Zo had de kop kunnen luiden boven een artikel in de lokale krant van Dinxperlo en omgeving omstreeks 1960.

Uit de bijgaande foto’s had u natuurlijk al opgemaakt dat ditmaal het wat zwaardere materiaal uit de Austin fabrieken in het middelpunt staat.  Het gaat om een Austin 3 KBN uit 1954 met carrosserie van de NV van Bergen uit Winschoten, ofwel Berwi. De auto is gebouwd als tankautospuit voor de brandweer van de gemeente Dinxperlo. Er is nog één andere Austin 3KBN bekend in Nederland maar dan als ladderwagen, vermoedelijk opgebouwd door Geesink. De 3 in de typeaanduiding stond voor het tonnage: Austin fabriceerde in de vijftiger jaren een 3, 4 en 5 KBN vrachtautochassis, waarvan frontstuur- en normaalstuurversies leverbaar waren.

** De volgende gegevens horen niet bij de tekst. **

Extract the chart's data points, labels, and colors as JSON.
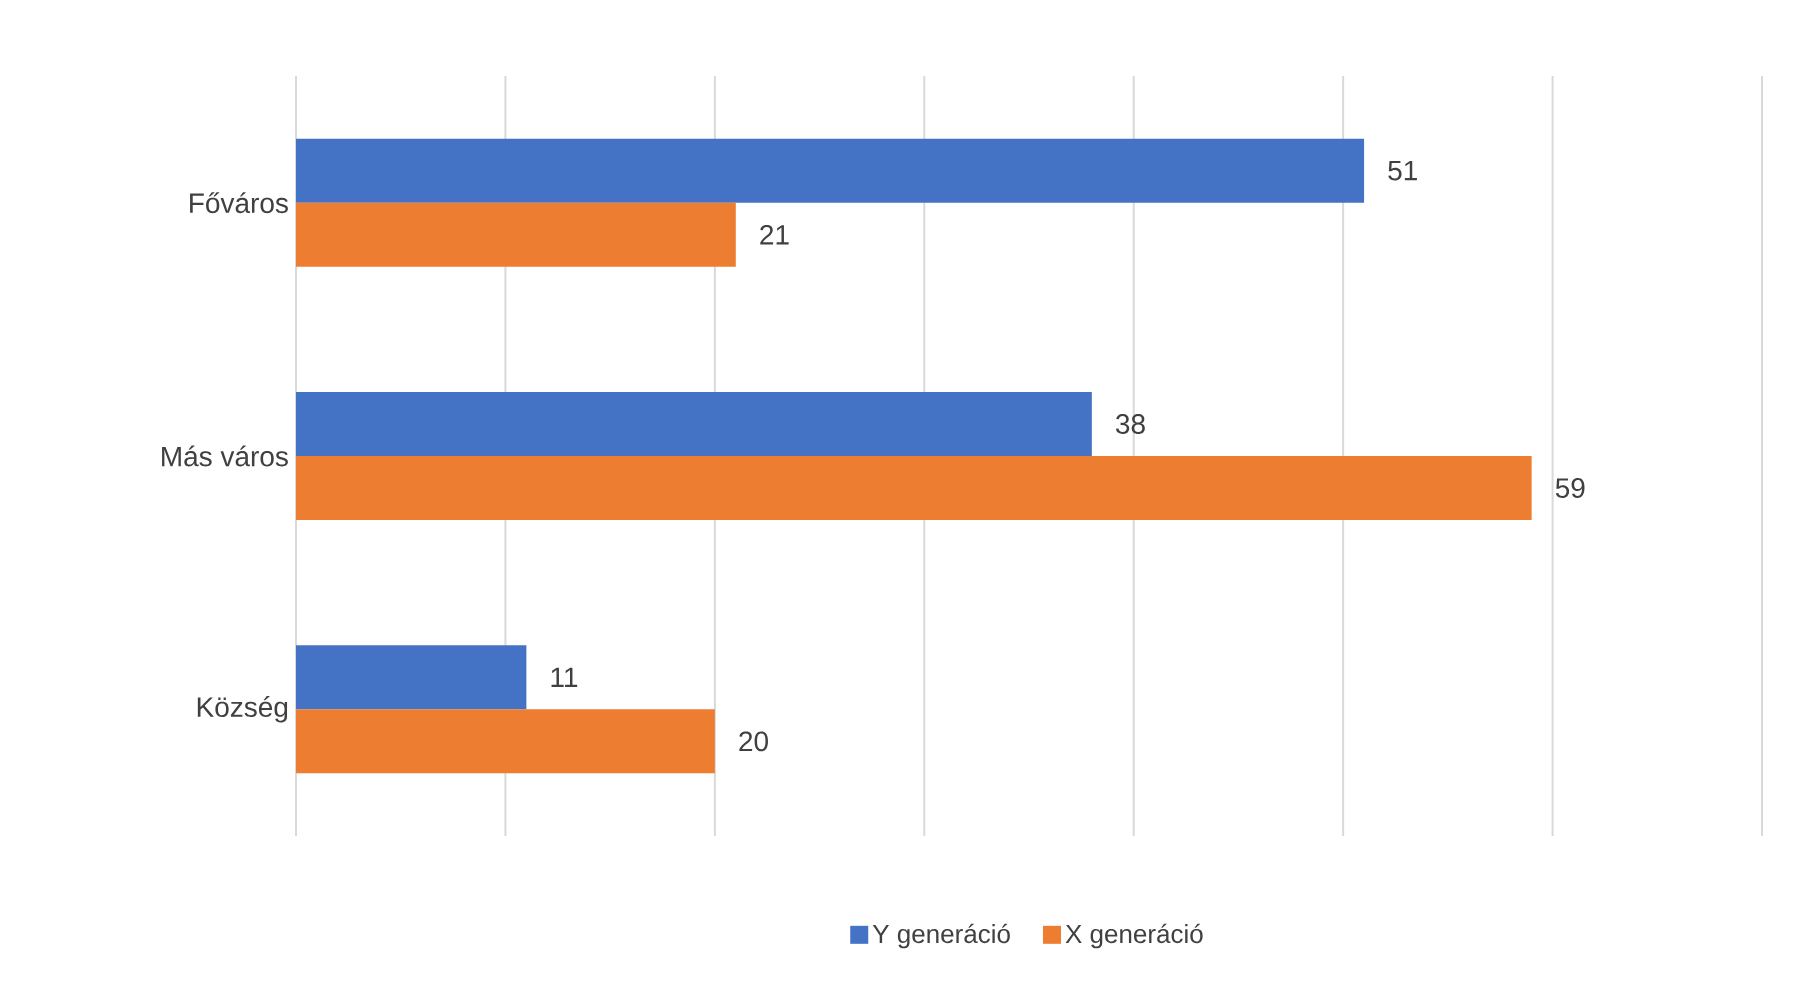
{
  "chart_data": {
    "type": "bar",
    "orientation": "horizontal",
    "categories": [
      "Főváros",
      "Más város",
      "Község"
    ],
    "series": [
      {
        "name": "Y generáció",
        "color": "#4472c4",
        "values": [
          51,
          38,
          11
        ]
      },
      {
        "name": "X generáció",
        "color": "#ed7d31",
        "values": [
          21,
          59,
          20
        ]
      }
    ],
    "xlim": [
      0,
      70
    ],
    "xticks": [
      0,
      10,
      20,
      30,
      40,
      50,
      60,
      70
    ],
    "tick_labels": "y",
    "grid": "x",
    "data_labels": true,
    "legend": "bottom"
  }
}
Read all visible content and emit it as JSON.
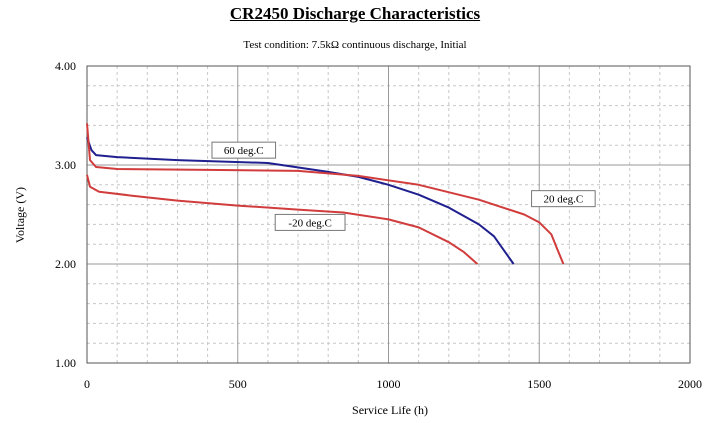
{
  "chart_data": {
    "type": "line",
    "title": "CR2450 Discharge Characteristics",
    "subtitle": "Test condition: 7.5kΩ continuous discharge, Initial",
    "xlabel": "Service Life (h)",
    "ylabel": "Voltage (V)",
    "xlim": [
      0,
      2000
    ],
    "ylim": [
      1.0,
      4.0
    ],
    "x_ticks": [
      "0",
      "500",
      "1000",
      "1500",
      "2000"
    ],
    "y_ticks": [
      "1.00",
      "2.00",
      "3.00",
      "4.00"
    ],
    "grid": true,
    "series": [
      {
        "name": "60 deg.C",
        "color": "#1f1f8f",
        "points": [
          [
            0,
            3.28
          ],
          [
            15,
            3.15
          ],
          [
            30,
            3.1
          ],
          [
            100,
            3.08
          ],
          [
            300,
            3.05
          ],
          [
            600,
            3.02
          ],
          [
            800,
            2.93
          ],
          [
            900,
            2.88
          ],
          [
            1000,
            2.8
          ],
          [
            1100,
            2.7
          ],
          [
            1200,
            2.57
          ],
          [
            1300,
            2.4
          ],
          [
            1350,
            2.28
          ],
          [
            1380,
            2.15
          ],
          [
            1415,
            2.0
          ]
        ]
      },
      {
        "name": "20 deg.C",
        "color": "#d13c3c",
        "points": [
          [
            0,
            3.42
          ],
          [
            10,
            3.05
          ],
          [
            30,
            2.98
          ],
          [
            100,
            2.96
          ],
          [
            400,
            2.95
          ],
          [
            700,
            2.94
          ],
          [
            900,
            2.89
          ],
          [
            1100,
            2.8
          ],
          [
            1300,
            2.65
          ],
          [
            1450,
            2.5
          ],
          [
            1500,
            2.42
          ],
          [
            1540,
            2.3
          ],
          [
            1560,
            2.15
          ],
          [
            1580,
            2.0
          ]
        ]
      },
      {
        "name": "-20 deg.C",
        "color": "#d13c3c",
        "points": [
          [
            0,
            2.9
          ],
          [
            10,
            2.78
          ],
          [
            40,
            2.73
          ],
          [
            150,
            2.69
          ],
          [
            300,
            2.64
          ],
          [
            500,
            2.59
          ],
          [
            700,
            2.55
          ],
          [
            850,
            2.52
          ],
          [
            1000,
            2.45
          ],
          [
            1100,
            2.37
          ],
          [
            1200,
            2.22
          ],
          [
            1250,
            2.12
          ],
          [
            1295,
            2.0
          ]
        ]
      }
    ],
    "annotations": [
      {
        "text": "60 deg.C",
        "x": 520,
        "y": 3.15
      },
      {
        "text": "20 deg.C",
        "x": 1580,
        "y": 2.66
      },
      {
        "text": "-20 deg.C",
        "x": 740,
        "y": 2.42
      }
    ]
  }
}
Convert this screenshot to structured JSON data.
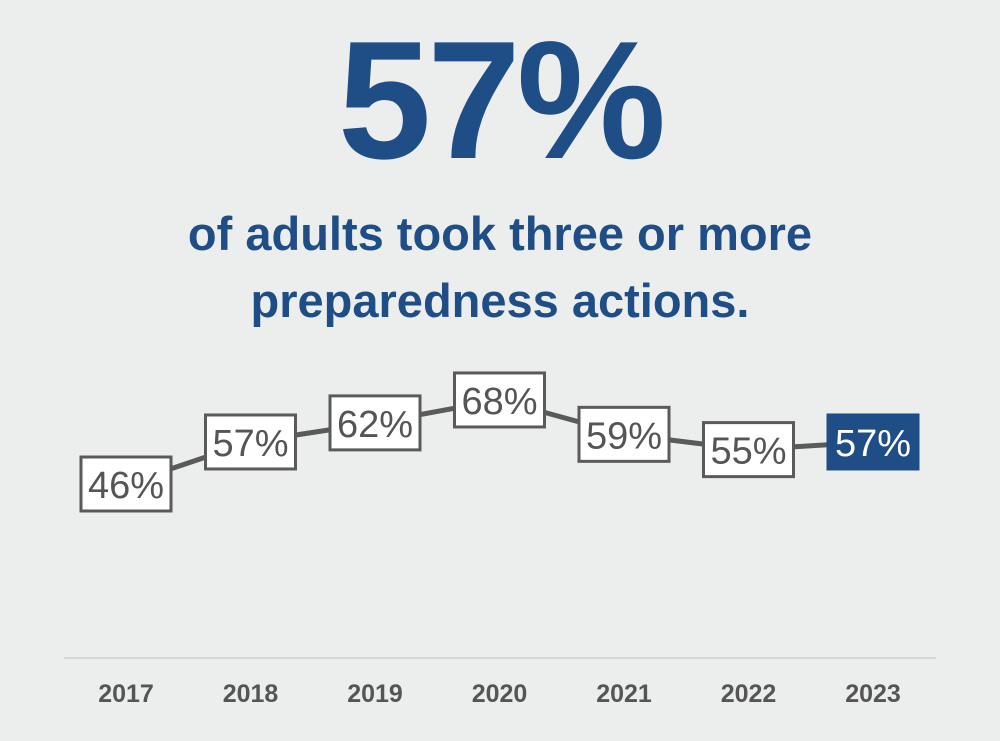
{
  "headline": "57%",
  "subtitle_line1": "of adults took three or more",
  "subtitle_line2": "preparedness actions.",
  "colors": {
    "background": "#eceeed",
    "accent": "#1f4e87",
    "line": "#5a5a5a",
    "text": "#555555"
  },
  "chart_data": {
    "type": "line",
    "categories": [
      "2017",
      "2018",
      "2019",
      "2020",
      "2021",
      "2022",
      "2023"
    ],
    "values": [
      46,
      57,
      62,
      68,
      59,
      55,
      57
    ],
    "labels": [
      "46%",
      "57%",
      "62%",
      "68%",
      "59%",
      "55%",
      "57%"
    ],
    "highlight": "2023",
    "grid": false,
    "legend": "none"
  }
}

De Austin in dit artikel deed dienst van 1956 tot 1977 in de gemeente Dinxperlo. Als deel van een kavelverkoop door de gemeente ging de Austin daarna over in handen van een taxibedrijf. Het taxibedrijf had wel een garage, maar die was niet hoog genoeg voor de brandweerauto. Dus werd de imperiaal er afgezaagd. Vervolgens werd de Austin doorverkocht aan een antiquair in Terborg met een voorliefde voor bejaarde legervoertuigen, en voortaan stond de 3KBN buiten gestald. De brandweerauto werd na enige tijd geruild voor een interessanter legervoertuig bij een collega, en zo wisselde de Austin opnieuw van eigenaar. De kinderen van die eerste antiquair wilden de brandweerauto echter dolgraag terug hebben als speelobject, en dus verhuisde het voertuig andermaal naar Terborg. Daar werd de Austin opgemerkt door een zwager van een van de huidige eigenaren.

Wie de jeugd heeft…

heeft de toekomst, en dat geldt al helemaal voor deze Austin. Als kind fietste Ronald Kraan graag achter de 3KBN aan als die uitrukte. Het ding had toen al een bijzondere aantrekkingskracht op hem, en dat is nooit overgegaan. Toen hem ter ore kwam dat de brandweerauto weer terug was in Terborg, ging hij direct poolshoogte nemen. En het klikte nog steeds tussen het vroegere jochie op de fiets en de inmiddels vermoeide Austin. Het was hoog tijd voor een reddingsactie.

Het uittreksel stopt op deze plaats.